Fix bug #609: avoid if statement and improve consistency of eulerAngles method

1 files changed, 39 insertions, 19 deletions

diff --git a/Eigen/src/Geometry/EulerAngles.h b/Eigen/src/Geometry/EulerAngles.h
index 216307706..3f6ecc6d9 100644
--- a/Eigen/src/Geometry/EulerAngles.h
+++ b/Eigen/src/Geometry/EulerAngles.h
@@ -27,12 +27,18 @@ namespace Eigen {
   *      * AngleAxisf(ea[1], Vector3f::UnitX())

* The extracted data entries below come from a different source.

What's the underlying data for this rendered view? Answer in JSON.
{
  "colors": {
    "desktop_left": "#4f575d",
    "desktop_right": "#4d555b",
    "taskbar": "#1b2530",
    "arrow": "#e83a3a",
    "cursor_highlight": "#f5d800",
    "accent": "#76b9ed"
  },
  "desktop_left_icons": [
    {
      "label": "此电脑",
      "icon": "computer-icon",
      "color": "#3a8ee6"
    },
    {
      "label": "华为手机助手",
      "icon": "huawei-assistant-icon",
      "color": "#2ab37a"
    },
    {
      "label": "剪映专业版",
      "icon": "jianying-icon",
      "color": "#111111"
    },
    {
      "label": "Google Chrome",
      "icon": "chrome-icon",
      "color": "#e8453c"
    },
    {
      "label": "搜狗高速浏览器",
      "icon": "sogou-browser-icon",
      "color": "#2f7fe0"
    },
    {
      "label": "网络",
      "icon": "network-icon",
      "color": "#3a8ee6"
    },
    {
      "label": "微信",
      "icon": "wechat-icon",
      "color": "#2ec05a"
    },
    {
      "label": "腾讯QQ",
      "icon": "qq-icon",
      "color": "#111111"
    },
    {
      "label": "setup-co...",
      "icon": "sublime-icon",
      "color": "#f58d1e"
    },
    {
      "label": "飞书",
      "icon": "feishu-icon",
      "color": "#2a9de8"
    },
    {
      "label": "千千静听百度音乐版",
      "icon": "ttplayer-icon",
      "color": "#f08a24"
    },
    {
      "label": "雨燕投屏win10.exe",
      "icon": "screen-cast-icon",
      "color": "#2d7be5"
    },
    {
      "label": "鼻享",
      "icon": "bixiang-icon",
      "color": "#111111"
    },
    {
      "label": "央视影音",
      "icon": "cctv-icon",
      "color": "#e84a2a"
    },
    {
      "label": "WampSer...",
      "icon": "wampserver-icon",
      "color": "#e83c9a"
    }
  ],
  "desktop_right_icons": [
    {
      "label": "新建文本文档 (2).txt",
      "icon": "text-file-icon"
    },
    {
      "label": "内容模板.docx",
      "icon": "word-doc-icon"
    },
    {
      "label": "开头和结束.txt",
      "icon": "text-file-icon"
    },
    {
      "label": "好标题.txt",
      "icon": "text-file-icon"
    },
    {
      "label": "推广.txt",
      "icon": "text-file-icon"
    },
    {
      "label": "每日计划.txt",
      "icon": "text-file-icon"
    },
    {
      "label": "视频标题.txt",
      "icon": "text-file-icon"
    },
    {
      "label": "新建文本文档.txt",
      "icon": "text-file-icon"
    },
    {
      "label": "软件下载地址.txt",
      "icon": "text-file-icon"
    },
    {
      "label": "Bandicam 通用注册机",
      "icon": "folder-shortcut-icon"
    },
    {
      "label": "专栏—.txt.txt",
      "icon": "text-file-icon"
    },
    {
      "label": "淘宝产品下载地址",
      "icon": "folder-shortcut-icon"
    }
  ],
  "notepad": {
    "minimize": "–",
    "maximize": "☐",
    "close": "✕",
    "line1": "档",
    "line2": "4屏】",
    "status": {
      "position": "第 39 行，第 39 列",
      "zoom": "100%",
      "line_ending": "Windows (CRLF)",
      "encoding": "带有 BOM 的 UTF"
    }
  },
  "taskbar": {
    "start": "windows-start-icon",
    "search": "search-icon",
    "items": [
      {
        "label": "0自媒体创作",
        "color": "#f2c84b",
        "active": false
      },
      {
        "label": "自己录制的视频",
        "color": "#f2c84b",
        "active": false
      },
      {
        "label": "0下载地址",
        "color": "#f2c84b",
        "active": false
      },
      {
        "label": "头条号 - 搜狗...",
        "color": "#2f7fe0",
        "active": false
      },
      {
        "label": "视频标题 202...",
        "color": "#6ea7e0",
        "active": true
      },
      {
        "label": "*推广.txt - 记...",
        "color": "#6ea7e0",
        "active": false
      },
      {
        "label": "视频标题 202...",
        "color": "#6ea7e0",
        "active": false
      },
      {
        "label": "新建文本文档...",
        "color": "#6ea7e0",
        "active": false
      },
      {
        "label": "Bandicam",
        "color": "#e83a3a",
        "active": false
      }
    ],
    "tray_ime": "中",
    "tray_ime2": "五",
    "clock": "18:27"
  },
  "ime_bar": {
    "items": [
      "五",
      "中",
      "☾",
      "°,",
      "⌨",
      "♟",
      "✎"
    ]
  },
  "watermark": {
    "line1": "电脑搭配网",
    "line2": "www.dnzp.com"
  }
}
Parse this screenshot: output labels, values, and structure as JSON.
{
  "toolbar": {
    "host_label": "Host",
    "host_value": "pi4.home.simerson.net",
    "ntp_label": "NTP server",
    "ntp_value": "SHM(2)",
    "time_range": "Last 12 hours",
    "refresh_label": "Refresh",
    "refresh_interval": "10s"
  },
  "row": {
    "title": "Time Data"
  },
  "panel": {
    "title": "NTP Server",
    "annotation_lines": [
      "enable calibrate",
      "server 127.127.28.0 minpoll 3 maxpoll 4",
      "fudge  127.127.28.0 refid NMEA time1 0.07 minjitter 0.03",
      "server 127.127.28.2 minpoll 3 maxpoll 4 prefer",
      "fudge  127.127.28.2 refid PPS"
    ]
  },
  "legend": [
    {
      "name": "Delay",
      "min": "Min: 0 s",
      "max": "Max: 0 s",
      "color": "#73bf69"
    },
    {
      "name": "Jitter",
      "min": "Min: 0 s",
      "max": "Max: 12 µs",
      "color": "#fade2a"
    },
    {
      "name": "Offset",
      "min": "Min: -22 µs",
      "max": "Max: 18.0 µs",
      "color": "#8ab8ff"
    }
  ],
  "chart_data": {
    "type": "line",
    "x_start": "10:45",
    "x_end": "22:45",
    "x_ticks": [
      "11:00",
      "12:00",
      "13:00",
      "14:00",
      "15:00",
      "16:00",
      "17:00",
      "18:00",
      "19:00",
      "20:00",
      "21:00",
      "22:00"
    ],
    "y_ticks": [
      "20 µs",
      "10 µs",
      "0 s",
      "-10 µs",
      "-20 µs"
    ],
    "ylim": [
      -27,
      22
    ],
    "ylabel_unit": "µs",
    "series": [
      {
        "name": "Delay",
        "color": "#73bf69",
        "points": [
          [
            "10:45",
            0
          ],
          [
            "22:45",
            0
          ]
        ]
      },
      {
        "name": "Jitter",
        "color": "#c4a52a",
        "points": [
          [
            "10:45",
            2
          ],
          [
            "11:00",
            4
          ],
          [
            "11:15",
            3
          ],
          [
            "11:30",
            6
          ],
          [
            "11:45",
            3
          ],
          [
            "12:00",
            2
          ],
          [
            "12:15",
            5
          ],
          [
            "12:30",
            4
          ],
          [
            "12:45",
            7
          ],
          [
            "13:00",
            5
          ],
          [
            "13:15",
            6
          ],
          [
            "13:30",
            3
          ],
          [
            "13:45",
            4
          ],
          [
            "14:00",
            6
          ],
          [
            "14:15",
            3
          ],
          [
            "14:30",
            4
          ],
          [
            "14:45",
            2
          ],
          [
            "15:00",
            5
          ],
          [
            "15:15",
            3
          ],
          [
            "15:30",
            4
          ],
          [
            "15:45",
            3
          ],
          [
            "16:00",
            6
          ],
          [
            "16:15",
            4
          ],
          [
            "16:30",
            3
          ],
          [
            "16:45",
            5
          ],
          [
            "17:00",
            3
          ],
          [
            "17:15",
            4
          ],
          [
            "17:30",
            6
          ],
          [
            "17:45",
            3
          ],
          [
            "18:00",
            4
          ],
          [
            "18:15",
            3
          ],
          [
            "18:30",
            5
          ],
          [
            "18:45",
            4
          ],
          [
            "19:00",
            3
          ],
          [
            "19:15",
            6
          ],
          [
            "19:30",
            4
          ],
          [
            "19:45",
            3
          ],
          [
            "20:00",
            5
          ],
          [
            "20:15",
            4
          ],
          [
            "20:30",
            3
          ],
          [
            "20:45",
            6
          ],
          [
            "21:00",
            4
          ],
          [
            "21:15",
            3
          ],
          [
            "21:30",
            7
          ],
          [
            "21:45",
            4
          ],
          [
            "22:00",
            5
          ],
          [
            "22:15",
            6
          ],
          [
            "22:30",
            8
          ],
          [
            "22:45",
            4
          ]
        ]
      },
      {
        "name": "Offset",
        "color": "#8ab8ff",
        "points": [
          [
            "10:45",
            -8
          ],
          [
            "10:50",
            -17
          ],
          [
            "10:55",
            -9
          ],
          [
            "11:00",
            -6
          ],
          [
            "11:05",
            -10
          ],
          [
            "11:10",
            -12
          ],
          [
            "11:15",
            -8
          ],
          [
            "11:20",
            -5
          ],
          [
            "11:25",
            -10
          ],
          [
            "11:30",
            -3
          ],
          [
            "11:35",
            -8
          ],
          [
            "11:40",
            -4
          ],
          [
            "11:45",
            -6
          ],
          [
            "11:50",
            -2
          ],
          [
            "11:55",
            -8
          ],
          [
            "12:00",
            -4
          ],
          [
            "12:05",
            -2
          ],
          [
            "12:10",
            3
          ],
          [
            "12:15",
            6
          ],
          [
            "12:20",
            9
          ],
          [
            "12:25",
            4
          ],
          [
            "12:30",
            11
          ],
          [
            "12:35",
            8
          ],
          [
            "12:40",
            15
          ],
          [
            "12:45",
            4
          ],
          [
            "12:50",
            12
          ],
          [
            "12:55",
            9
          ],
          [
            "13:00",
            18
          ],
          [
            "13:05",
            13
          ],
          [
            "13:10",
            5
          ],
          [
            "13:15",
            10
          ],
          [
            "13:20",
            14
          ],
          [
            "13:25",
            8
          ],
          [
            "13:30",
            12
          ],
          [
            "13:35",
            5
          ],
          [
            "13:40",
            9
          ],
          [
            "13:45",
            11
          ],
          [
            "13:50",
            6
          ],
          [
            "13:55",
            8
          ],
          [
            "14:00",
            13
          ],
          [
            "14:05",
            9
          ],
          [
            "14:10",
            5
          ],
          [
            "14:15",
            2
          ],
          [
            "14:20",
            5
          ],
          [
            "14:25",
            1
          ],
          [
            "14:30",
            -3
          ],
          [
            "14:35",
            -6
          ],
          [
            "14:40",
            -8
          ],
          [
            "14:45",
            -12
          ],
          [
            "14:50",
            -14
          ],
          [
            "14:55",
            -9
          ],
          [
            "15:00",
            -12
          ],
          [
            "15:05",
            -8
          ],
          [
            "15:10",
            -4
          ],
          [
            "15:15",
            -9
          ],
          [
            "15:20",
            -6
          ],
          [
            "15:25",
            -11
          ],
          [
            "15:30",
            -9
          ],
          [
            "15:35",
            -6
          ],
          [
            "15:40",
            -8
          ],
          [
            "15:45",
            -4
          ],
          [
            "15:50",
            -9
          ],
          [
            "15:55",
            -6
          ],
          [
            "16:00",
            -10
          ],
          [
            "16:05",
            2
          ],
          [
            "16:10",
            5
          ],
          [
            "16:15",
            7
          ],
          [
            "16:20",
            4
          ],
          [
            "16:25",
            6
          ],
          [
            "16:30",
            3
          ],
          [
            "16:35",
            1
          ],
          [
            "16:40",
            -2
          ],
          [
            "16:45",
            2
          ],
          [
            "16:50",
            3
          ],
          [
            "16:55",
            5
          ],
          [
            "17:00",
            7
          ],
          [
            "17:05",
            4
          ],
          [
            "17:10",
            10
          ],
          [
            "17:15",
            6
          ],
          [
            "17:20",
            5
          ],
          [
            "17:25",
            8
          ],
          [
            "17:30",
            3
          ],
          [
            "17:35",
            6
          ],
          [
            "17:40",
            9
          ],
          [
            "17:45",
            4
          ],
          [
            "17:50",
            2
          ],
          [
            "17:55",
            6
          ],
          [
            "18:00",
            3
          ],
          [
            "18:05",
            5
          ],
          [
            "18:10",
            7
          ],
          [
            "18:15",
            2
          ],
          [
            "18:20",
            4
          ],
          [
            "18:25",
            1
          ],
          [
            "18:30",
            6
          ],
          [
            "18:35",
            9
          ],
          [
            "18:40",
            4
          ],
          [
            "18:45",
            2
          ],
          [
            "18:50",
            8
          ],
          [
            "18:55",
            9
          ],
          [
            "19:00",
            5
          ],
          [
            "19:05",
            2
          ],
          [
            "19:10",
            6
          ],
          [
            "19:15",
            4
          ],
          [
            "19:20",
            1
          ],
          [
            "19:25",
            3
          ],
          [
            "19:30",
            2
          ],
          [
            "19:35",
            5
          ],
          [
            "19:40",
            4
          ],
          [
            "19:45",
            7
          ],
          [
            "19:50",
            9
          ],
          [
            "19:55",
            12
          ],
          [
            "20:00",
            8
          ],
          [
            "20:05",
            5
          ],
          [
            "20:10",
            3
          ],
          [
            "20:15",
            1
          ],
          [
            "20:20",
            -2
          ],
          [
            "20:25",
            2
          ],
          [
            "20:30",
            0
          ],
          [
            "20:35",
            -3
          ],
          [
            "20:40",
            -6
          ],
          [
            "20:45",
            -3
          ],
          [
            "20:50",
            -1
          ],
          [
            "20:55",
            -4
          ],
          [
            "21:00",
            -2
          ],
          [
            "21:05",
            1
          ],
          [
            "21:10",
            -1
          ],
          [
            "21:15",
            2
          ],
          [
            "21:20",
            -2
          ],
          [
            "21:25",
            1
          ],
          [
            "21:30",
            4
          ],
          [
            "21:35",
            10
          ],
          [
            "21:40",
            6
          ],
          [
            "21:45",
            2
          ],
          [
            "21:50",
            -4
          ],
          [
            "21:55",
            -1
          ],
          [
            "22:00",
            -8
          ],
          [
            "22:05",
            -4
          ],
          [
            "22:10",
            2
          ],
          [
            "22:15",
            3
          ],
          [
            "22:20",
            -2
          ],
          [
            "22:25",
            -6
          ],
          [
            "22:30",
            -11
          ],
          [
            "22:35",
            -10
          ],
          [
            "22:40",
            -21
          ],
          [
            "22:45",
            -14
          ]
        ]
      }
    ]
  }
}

   *      * AngleAxisf(ea[2], Vector3f::UnitZ()); \endcode
   * This corresponds to the right-multiply conventions (with right hand side frames).
+  * 
+  * The returned angles are in the ranges [0:pi]x[0:pi]x[-pi:pi].
+  * 
+  * \sa class AngleAxis
   */
 template<typename Derived>
 inline Matrix<typename MatrixBase<Derived>::Scalar,3,1>
 MatrixBase<Derived>::eulerAngles(Index a0, Index a1, Index a2) const
 {
   using std::atan2;
+  using std::sin;
+  using std::cos;
   /* Implemented from Graphics Gems IV */
   EIGEN_STATIC_ASSERT_MATRIX_SPECIFIC_SIZE(Derived,3,3)
 
@@ -44,39 +50,53 @@ MatrixBase<Derived>::eulerAngles(Index a0, Index a1, Index a2) const
   const Index i = a0;
   const Index j = (a0 + 1 + odd)%3;
   const Index k = (a0 + 2 - odd)%3;
-
+  
   if (a0==a2)
   {
-    Scalar s = Vector2(coeff(j,i) , coeff(k,i)).norm();
-    res[1] = atan2(s, coeff(i,i));
-    if (s > epsilon)
+    res[0] = atan2(coeff(j,i), coeff(k,i));
+    if((odd && res[0]<0) || ((!odd) && res[0]>0))
     {
-      res[0] = atan2(coeff(j,i), coeff(k,i));
-      res[2] = atan2(coeff(i,j),-coeff(i,k));
+      res[0] = (res[0] > 0) ? res[0] - M_PI : res[0] +  M_PI;
+      Scalar s2 = Vector2(coeff(j,i), coeff(k,i)).norm();
+      res[1] = -atan2(s2, coeff(i,i));
     }
     else
     {
-      res[0] = Scalar(0);
-      res[2] = (coeff(i,i)>0?1:-1)*atan2(-coeff(k,j), coeff(j,j));
+      Scalar s2 = Vector2(coeff(j,i), coeff(k,i)).norm();
+      res[1] = atan2(s2, coeff(i,i));
     }
-  }
+    
+    // With a=(0,1,0), we have i=0; j=1; k=2, and after computing the first two angles,
+    // we can compute their respective rotation, and apply its inverse to M. Since the result must
+    // be a rotation around x, we have:
+    //
+    //  c2  s1.s2 c1.s2                   1  0   0 
+    //  0   c1    -s1       *    M    =   0  c3  s3
+    //  -s2 s1.c2 c1.c2                   0 -s3  c3
+    //
+    //  Thus:  m11.c1 - m21.s1 = c3  &   m12.c1 - m22.s1 = s3
+    
+    Scalar s1 = sin(res[0]);
+    Scalar c1 = cos(res[0]);
+    res[2] = atan2(c1*coeff(j,k)-s1*coeff(k,k), c1*coeff(j,j) - s1 * coeff(k,j));
+  } 
   else
   {
-    Scalar c = Vector2(coeff(i,i) , coeff(i,j)).norm();
-    res[1] = atan2(-coeff(i,k), c);
-    if (c > epsilon)
-    {
-      res[0] = atan2(coeff(j,k), coeff(k,k));
-      res[2] = atan2(coeff(i,j), coeff(i,i));
+    res[0] = atan2(coeff(j,k), coeff(k,k));
+    Scalar c2 = Vector2(coeff(i,i), coeff(i,j)).norm();
+    if((odd && res[0]<0) || ((!odd) && res[0]>0)) {
+      res[0] = (res[0] > 0) ? res[0] - M_PI : res[0] +  M_PI;
+      res[1] = atan2(-coeff(i,k), -c2);
     }
     else
-    {
-      res[0] = Scalar(0);
-      res[2] = (coeff(i,k)>0?1:-1)*atan2(-coeff(k,j), coeff(j,j));
-    }
+      res[1] = atan2(-coeff(i,k), c2);
+    Scalar s1 = sin(res[0]);
+    Scalar c1 = cos(res[0]);
+    res[2] = atan2(s1*coeff(k,i)-c1*coeff(j,i), c1*coeff(j,j) - s1 * coeff(k,j));
   }
   if (!odd)
     res = -res;
+  
   return res;
 }